La magnitud de lo superfluo
Son enseñanzas para un público que, igual que el mismo señor Zeta, no tiene mayores preocupaciones que las de entretenerse a alto nivel

Todo le interesa, todo le merece un comentario al observador señor Zeta que por las tardes en un parque conversa con los transeúntes: la fama, el arte, la astrofísica, las sagradas escrituras, las máquinas de afeitar, las “boutades” de los poetas, la educación o el misterio de la creación de dinero. Habla con estilo y gracia, haciendo alarde de una vasta cultura cosmopolita que, envuelta en un lenguaje algo anticuado, condensa en desafiantes aforismos: “Contradíganme, pero sobre todo contradíganse ustedes mismos. Uno sólo debe mantenerse fiel a aquello que no dice.” Pronto se verá que con semejantes llamadas a la independencia el señor Zeta simplemente ha definido su propio personaje que se apoya en la paradoja y la contradicción. Y por tanto no sorprende que este hombre mayor de traje impecable proclame las bondades de la ambigüedad y las estrategias de disimulo, renegando de la actuación consecuente. De hecho, va desarrollando en su banco del parque una muy seductora filosofía del escaqueo: “La evitación,” dijo Z., “es un arte elevado que raramente se enseña y aún más raramente se domina. La mayoría de las personas se ven superadas sin remedio por la magnitud de lo superfluo.” (La traducción, por lo demás muy solvente de Francesc Rovira, pone “renuncia” en vez de “evitación”, dándole así un matiz más inocente).
Son enseñanzas para un público que, igual que el mismo señor Zeta, no tiene mayores preocupaciones que las de entretenerse a alto nivel. Aunque, bien mirado, el señor Zeta se debe dirigir principalmente a gente de su generación porque sus agudas invectivas tienen como objeto la proliferación de los anglicismos, la desaparición de las enciclopedias o de los postes de teléfono; también lamenta que las finas disquisiciones de la teología ya no ocupen las mentes más lúcidas, y se compadece del tedio profesional que sufren los miembros de la realeza en sus tareas de representación. Su burla de los vicios burgueses del Che Guevara u otras instituciones del sesentayocho (tampoco ninguna urgencia del lector menor de 70 años), no representa, sin embargo, ningún credo político, puesto que, como aclara a sus contertulios, los rasgos distintivos entre la política de izquierdas y de derechas se han borrado desde hace ya tiempo.
Y también desde hace ya tiempo averiguamos esta y otras tantas de las supuestas sabidurías que Hans Magnus Enzensberger aquí propaga por boca de su impertérrito orador del parque.
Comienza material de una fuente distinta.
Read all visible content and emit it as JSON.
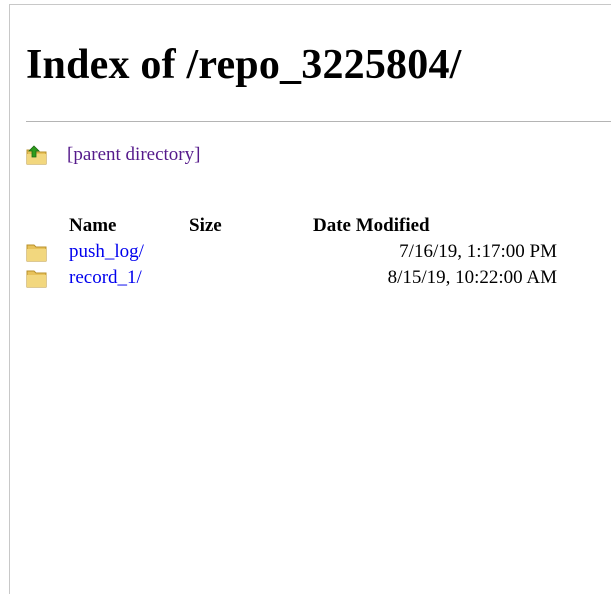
{
  "page": {
    "title": "Index of /repo_3225804/"
  },
  "parent_link": {
    "label": "[parent directory]"
  },
  "table": {
    "headers": {
      "name": "Name",
      "size": "Size",
      "date": "Date Modified"
    },
    "rows": [
      {
        "name": "push_log/",
        "size": "",
        "date": "7/16/19, 1:17:00 PM",
        "icon": "folder-icon"
      },
      {
        "name": "record_1/",
        "size": "",
        "date": "8/15/19, 10:22:00 AM",
        "icon": "folder-icon"
      }
    ]
  },
  "colors": {
    "link": "#0000ee",
    "visited_link": "#551a8b",
    "folder": "#e8c25a",
    "up_arrow": "#2e9c1e"
  }
}
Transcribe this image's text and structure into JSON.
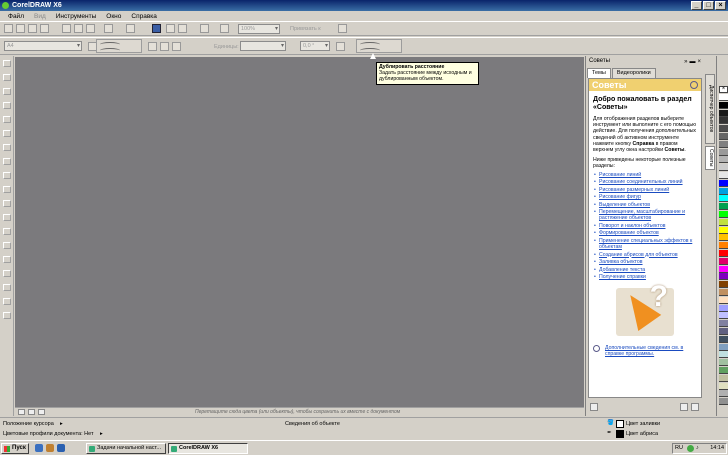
{
  "window": {
    "title": "CorelDRAW X6"
  },
  "menu": [
    {
      "label": "Файл",
      "enabled": true
    },
    {
      "label": "Вид",
      "enabled": false
    },
    {
      "label": "Инструменты",
      "enabled": true
    },
    {
      "label": "Окно",
      "enabled": true
    },
    {
      "label": "Справка",
      "enabled": true
    }
  ],
  "toolbar": {
    "zoom_value": "100%",
    "snap_label": "Привязать к",
    "paper_value": "A4",
    "units_label": "Единицы:",
    "angle_value": "0,0 °"
  },
  "tooltip": {
    "title": "Дублировать расстояние",
    "text": "Задать расстояние между исходным и дублированным объектом."
  },
  "canvas": {
    "hint": "Перетащите сюда цвета (или объекты), чтобы сохранить их вместе с документом"
  },
  "docker": {
    "title": "Советы",
    "tabs": [
      "Темы",
      "Видеоролики"
    ],
    "heading": "Советы",
    "welcome": "Добро пожаловать в раздел «Советы»",
    "intro_before": "Для отображения разделов выберите инструмент или выполните с его помощью действие. Для получения дополнительных сведений об активном инструменте нажмите кнопку ",
    "intro_bold1": "Справка",
    "intro_middle": " в правом верхнем углу окна настройки ",
    "intro_bold2": "Советы",
    "intro_after": ".",
    "list_intro": "Ниже приведены некоторые полезные разделы:",
    "links": [
      "Рисование линий",
      "Рисование соединительных линий",
      "Рисование размерных линий",
      "Рисование фигур",
      "Выделение объектов",
      "Перемещение, масштабирование и растяжение объектов",
      "Поворот и наклон объектов",
      "Формирование объектов",
      "Применение специальных эффектов к объектам",
      "Создание абрисов для объектов",
      "Заливка объектов",
      "Добавление текста",
      "Получение справки"
    ],
    "more": "Дополнительные сведения см. в справке программы."
  },
  "side_tabs": [
    "Диспетчер объектов",
    "Советы"
  ],
  "palette_colors": [
    "#ffffff",
    "#000000",
    "#1a1a1a",
    "#333333",
    "#4d4d4d",
    "#666666",
    "#808080",
    "#999999",
    "#b3b3b3",
    "#cccccc",
    "#e6e6e6",
    "#0000ff",
    "#00a0e0",
    "#00ffff",
    "#00a050",
    "#00ff00",
    "#c0e040",
    "#ffff00",
    "#ffc000",
    "#ff8000",
    "#ff0000",
    "#e0006a",
    "#ff00ff",
    "#8000c0",
    "#804000",
    "#c09060",
    "#ffe0c0",
    "#a0a0ff",
    "#c0c0ff",
    "#8080a0",
    "#606080",
    "#405060",
    "#80a0c0",
    "#c0e0e0",
    "#a0c0a0",
    "#60a060",
    "#c0c0a0",
    "#e0e0c0",
    "#b0b0b0",
    "#909090"
  ],
  "status": {
    "cursor_position": "Положение курсора",
    "object_info": "Сведения об объекте",
    "color_profiles": "Цветовые профили документа: Нет",
    "fill_label": "Цвет заливки",
    "outline_label": "Цвет абриса"
  },
  "taskbar": {
    "start": "Пуск",
    "tasks": [
      {
        "label": "Задачи начальной наст...",
        "active": false
      },
      {
        "label": "CorelDRAW X6",
        "active": true
      }
    ],
    "lang": "RU",
    "clock": "14:14"
  }
}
Aquel lúdico pensamiento contracorriente que le ganó la fama de ser una de las cabezas independientes más brillantes de la cultura europea, aquí, en realidad, está reducido a simple manía criticona. Las observaciones trilladas ensombrecen las brillanteces, la queja ahoga la crítica, que adquiere además a veces ese aire de superioridad condescendiente que dedica el connaisseur a la vulgaridad de los tiempos que corren. En sus mejores pasajes, Las reflexiones del señor Zeta se condensan en las sabrosas migajas del título que cayeron del escritorio de un polifacético pensador e incansable analista del espíritu de la época. En la mayoría de los momentos, sin embargo, Hans Magnus Enzensberger se dedica en este libro al arte del small talk, eso sí: a altísimo nivel.
Hans Magnus Enzensberger: Reflexiones del señor Zeta, o migajas que dejaba caer recogidas por sus oyentes. Traducción de Francesc Rovira. Barcelona. Anagrama, 2015. 150 páginas. XX euros.